Trois conseils de grand-mère polonaise pour survivre au déconfinement

Publié le 12 mai 2020
Un billet d’humeur pour sourire de nos délires à l’ère de l’obsession alimentaire. Anna Décosterd est auteure du blog culinaire My Sweet Mouette et photographe culinaire autodidacte.

A l’heure où j’écris ces lignes, nous vivons encore dans une ville semi-confinée, calfeutrés dans nos maisons. Mais il faudra bien sortir de là, mes amis, ouvrir les magasins et aller travailler. En contemplant les files qui se sont déjà formées devant la poste et autres lieux indispensables, j’imagine la suite. Un dédale de files? Oui. Je, tu, il, nous ferons tous la file…

«Je file faire la file!», annonçait gaiment ma grand-mère. En véritable tête chercheuse, elle passait son temps à papoter (pardon, à se renseigner) pour savoir à quel endroit de la ville trouver de la nourriture pour les jours suivants. Ensuite de quoi, elle fonçait à la maison attraper un cabas, se recoiffer vite fait, et mettre de jolies chaussures (elle était veuve, et espérait, qui sait, rencontrer un gentleman dans une file quelconque, par le plus grand des hasards). Vous l’aurez compris, je vous parle d’une période révolue, celle de la Pologne communiste des années 70. Une époque que peu de gens regrettent, et en tous cas pas moi.

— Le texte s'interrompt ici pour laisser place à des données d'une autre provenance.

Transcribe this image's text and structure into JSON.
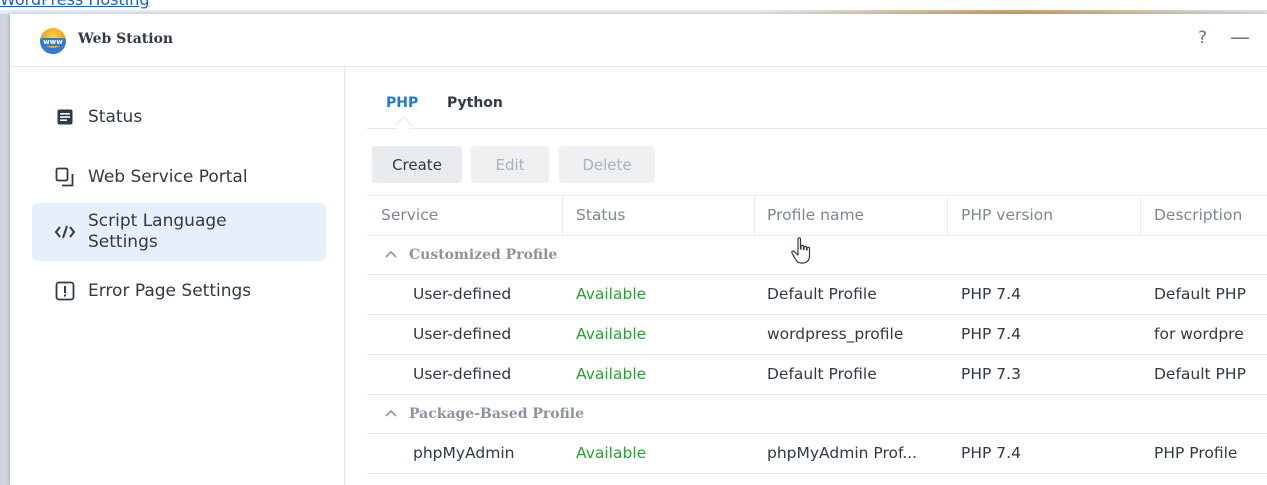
{
  "background": {
    "link_text": "WordPress Hosting"
  },
  "window": {
    "title": "Web Station",
    "app_icon_text": "www",
    "help_label": "?",
    "minimize_label": "—"
  },
  "sidebar": {
    "items": [
      {
        "label": "Status",
        "icon": "document-icon",
        "icon_glyph": "▤",
        "active": false
      },
      {
        "label": "Web Service Portal",
        "icon": "portal-icon",
        "icon_glyph": "⧉",
        "active": false
      },
      {
        "label": "Script Language Settings",
        "icon": "code-icon",
        "icon_glyph": "‹/›",
        "active": true
      },
      {
        "label": "Error Page Settings",
        "icon": "exclamation-icon",
        "icon_glyph": "!",
        "active": false
      }
    ]
  },
  "tabs": [
    {
      "label": "PHP",
      "active": true
    },
    {
      "label": "Python",
      "active": false
    }
  ],
  "toolbar": {
    "create_label": "Create",
    "edit_label": "Edit",
    "delete_label": "Delete"
  },
  "table": {
    "columns": [
      "Service",
      "Status",
      "Profile name",
      "PHP version",
      "Description"
    ],
    "groups": [
      {
        "label": "Customized Profile",
        "rows": [
          {
            "service": "User-defined",
            "status": "Available",
            "profile": "Default Profile",
            "php": "PHP 7.4",
            "description": "Default PHP"
          },
          {
            "service": "User-defined",
            "status": "Available",
            "profile": "wordpress_profile",
            "php": "PHP 7.4",
            "description": "for wordpre"
          },
          {
            "service": "User-defined",
            "status": "Available",
            "profile": "Default Profile",
            "php": "PHP 7.3",
            "description": "Default PHP"
          }
        ]
      },
      {
        "label": "Package-Based Profile",
        "rows": [
          {
            "service": "phpMyAdmin",
            "status": "Available",
            "profile": "phpMyAdmin Prof...",
            "php": "PHP 7.4",
            "description": "PHP Profile"
          }
        ]
      }
    ],
    "group_caret": "^"
  },
  "colors": {
    "accent": "#1f7ad6",
    "available": "#25a32f",
    "active_nav_bg": "#e6f0fb"
  }
}
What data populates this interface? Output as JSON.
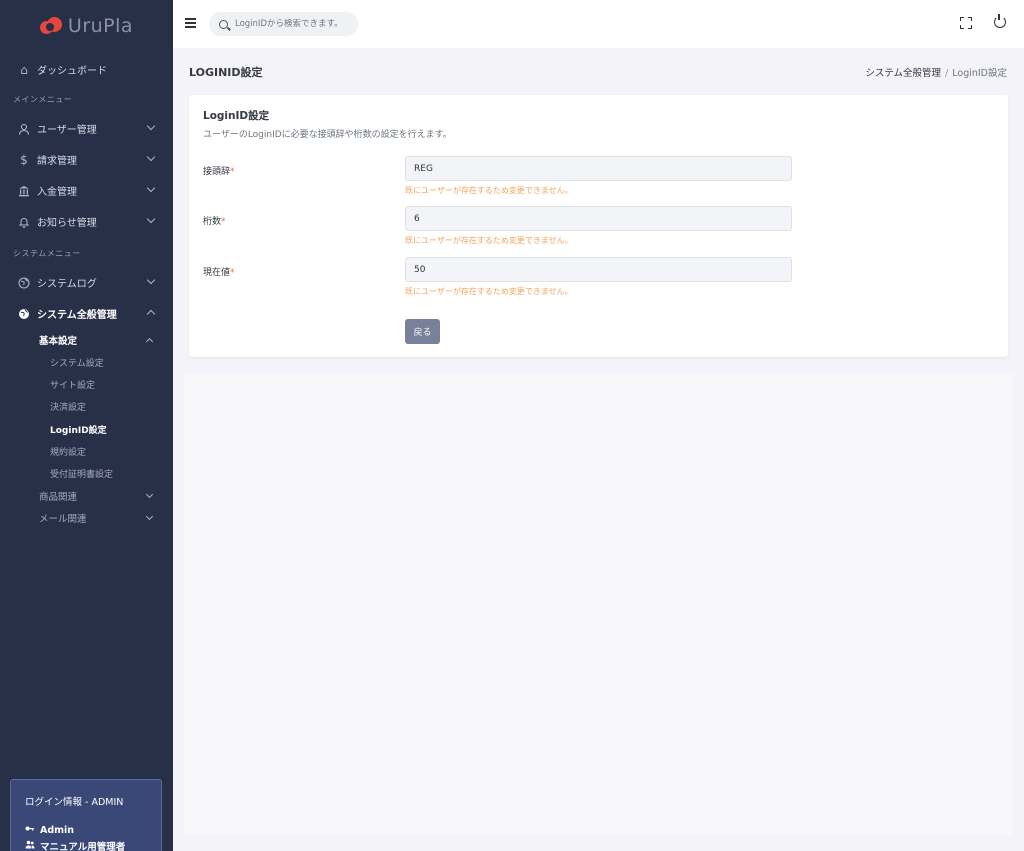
{
  "brand": {
    "name": "UruPla"
  },
  "topbar": {
    "search_placeholder": "LoginIDから検索できます。"
  },
  "sidebar": {
    "dashboard": "ダッシュボード",
    "main_menu_title": "メインメニュー",
    "main_items": [
      {
        "label": "ユーザー管理",
        "icon": "user-icon"
      },
      {
        "label": "請求管理",
        "icon": "dollar-icon"
      },
      {
        "label": "入金管理",
        "icon": "bank-icon"
      },
      {
        "label": "お知らせ管理",
        "icon": "bell-icon"
      }
    ],
    "system_menu_title": "システムメニュー",
    "system_log": "システムログ",
    "system_general": "システム全般管理",
    "basic_settings": "基本設定",
    "basic_sub": [
      "システム設定",
      "サイト設定",
      "決済設定",
      "LoginID設定",
      "規約設定",
      "受付証明書設定"
    ],
    "product_related": "商品関連",
    "mail_related": "メール関連",
    "login_info": {
      "title": "ログイン情報 - ADMIN",
      "user": "Admin",
      "role": "マニュアル用管理者"
    }
  },
  "page": {
    "title": "LOGINID設定",
    "breadcrumb": {
      "parent": "システム全般管理",
      "sep": "/",
      "current": "LoginID設定"
    }
  },
  "card": {
    "title": "LoginID設定",
    "description": "ユーザーのLoginIDに必要な接頭辞や桁数の設定を行えます。",
    "required_mark": "*",
    "fields": [
      {
        "label": "接頭辞",
        "value": "REG",
        "note": "既にユーザーが存在するため変更できません。"
      },
      {
        "label": "桁数",
        "value": "6",
        "note": "既にユーザーが存在するため変更できません。"
      },
      {
        "label": "現在値",
        "value": "50",
        "note": "既にユーザーが存在するため変更できません。"
      }
    ],
    "back_button": "戻る"
  },
  "colors": {
    "sidebar_bg": "#283048",
    "brand_red": "#e8453c",
    "note_orange": "#f7a35c",
    "button_gray": "#79809a",
    "required_red": "#f06548"
  }
}
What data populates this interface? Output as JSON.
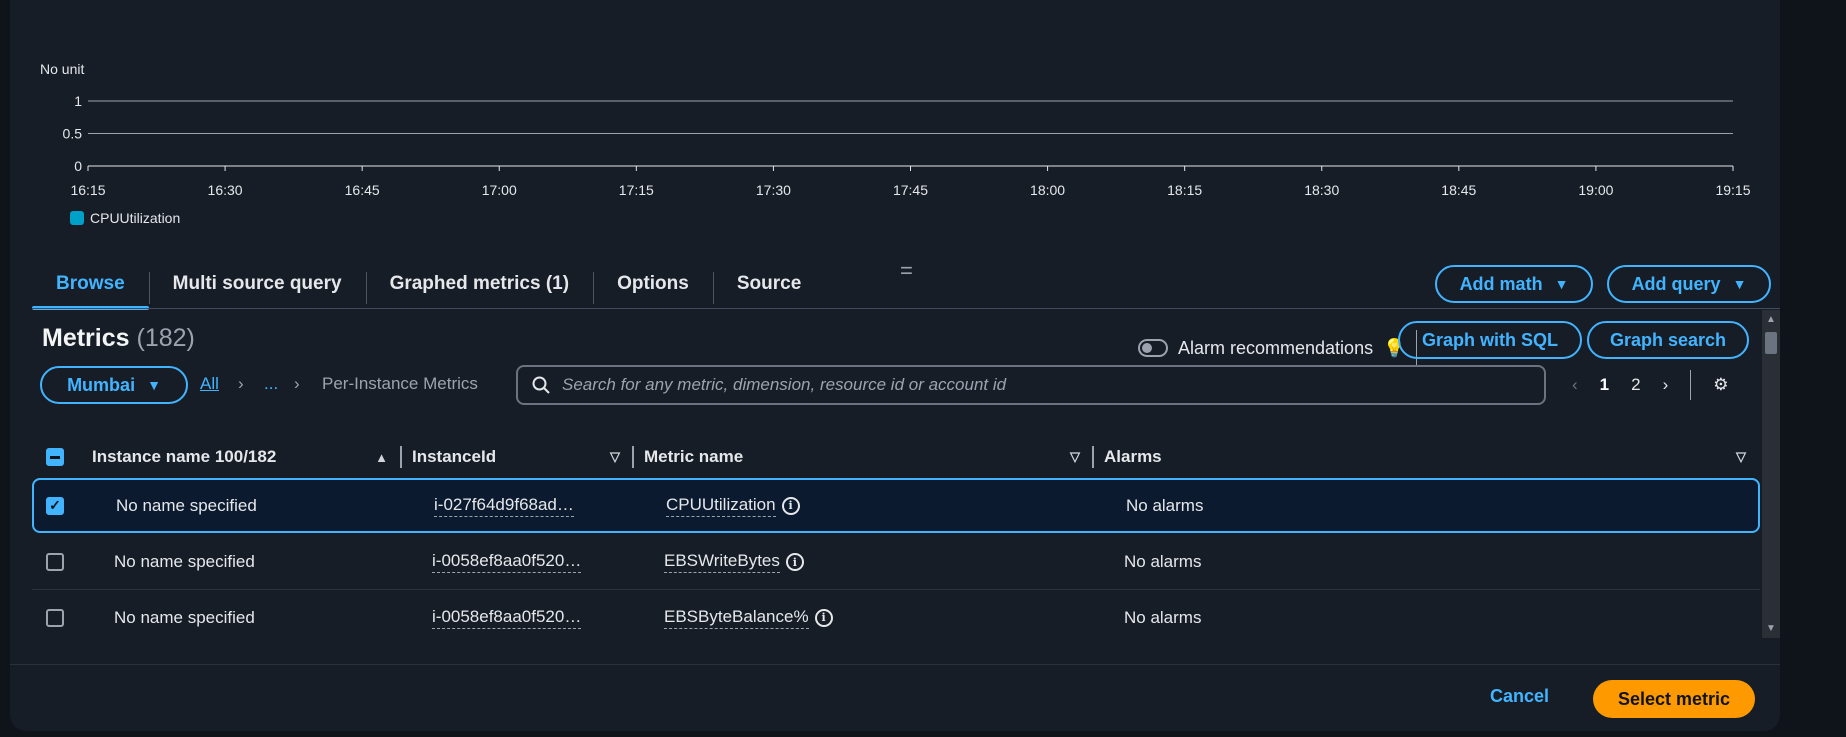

En contemplant nos rues, mes compatriotes maussades, inquiets ou encore indifférents, je repense à sa joie enfantine à l’idée d’aller faire la file. Une occupation ô combien importante alors, largement colonisée par de vieilles dames guillerettes. Je n’ai jamais entendu ma grand-mère se plaindre. Au contraire. Elle parlait de «faire la file», comme je parle des rendez-vous avec mes copines. Or, ces prochains temps, pour des chaussures ou du jambon, on va tous faire la file. Obligé, comme disent les enfants. Comment survivre? Je vous offre trois secrets de ma grand-maman. On ne sait jamais, ça peut servir.

Parlez! Oui je sais, ce n’est pas dans l’ADN helvétique… Quiconque ayant fait l’expérience du brouhaha animé d’un métro milanais, puis du silence gêné d’un bus lausannois, aura envie d’exploser de rire en lisant cette recommandation. Riez mes amis, c’est bon pour la santé. Mais de grâce, apprenez à parler! Discuter de la pluie et du beau temps fait passer le temps. Peut-être même vous ferez-vous des amis, ou rencontrerez l’âme sœur? (ça, c’est sans garantie, même ma grand-mère est restée célibataire). Si vous restez silencieux, non seulement vous allez vous ennuyer, mais de plus, vous ne le saurez jamais.

Pomponnez-vous. Oui, je l’affirme: assez traîné dans le vieux jogging délavé. Nous allons SORTIR. Rencontrer d’autres humains, et même passer un bon bout de temps en leur compagnie, à faire la file. De même que vous vous faites beaux pour aller au boulot, faites-vous jolis pour attendre votre tour chez le maraîcher. Une question de respect pour les autres, mais surtout, une manière de vous réapproprier votre vie. Sérieusement, un coup de gel dans les cheveux , une touche de mascara ou de rouge à lèvres peuvent sauver votre journée. Et une journée, c’est précieux.

Considérer que c’est une occupation utile. Nous le savons tous. Rien de plus épuisant que d’attendre bêtement. Ma grand-mère ne voyait pas les choses sous cet angle-là. Elle se sentait utile; en faisant la file, elle rapportait plein de bonnes choses à manger à la maison. Faisons donc comme elle: choisissons des recettes sympa, une liste de courses qui donne envie, et hop! Imaginons que nous faisons la file chez Fauchon, et ce, pour pas un rond. Ça y est? Vous retrouvez le sourire?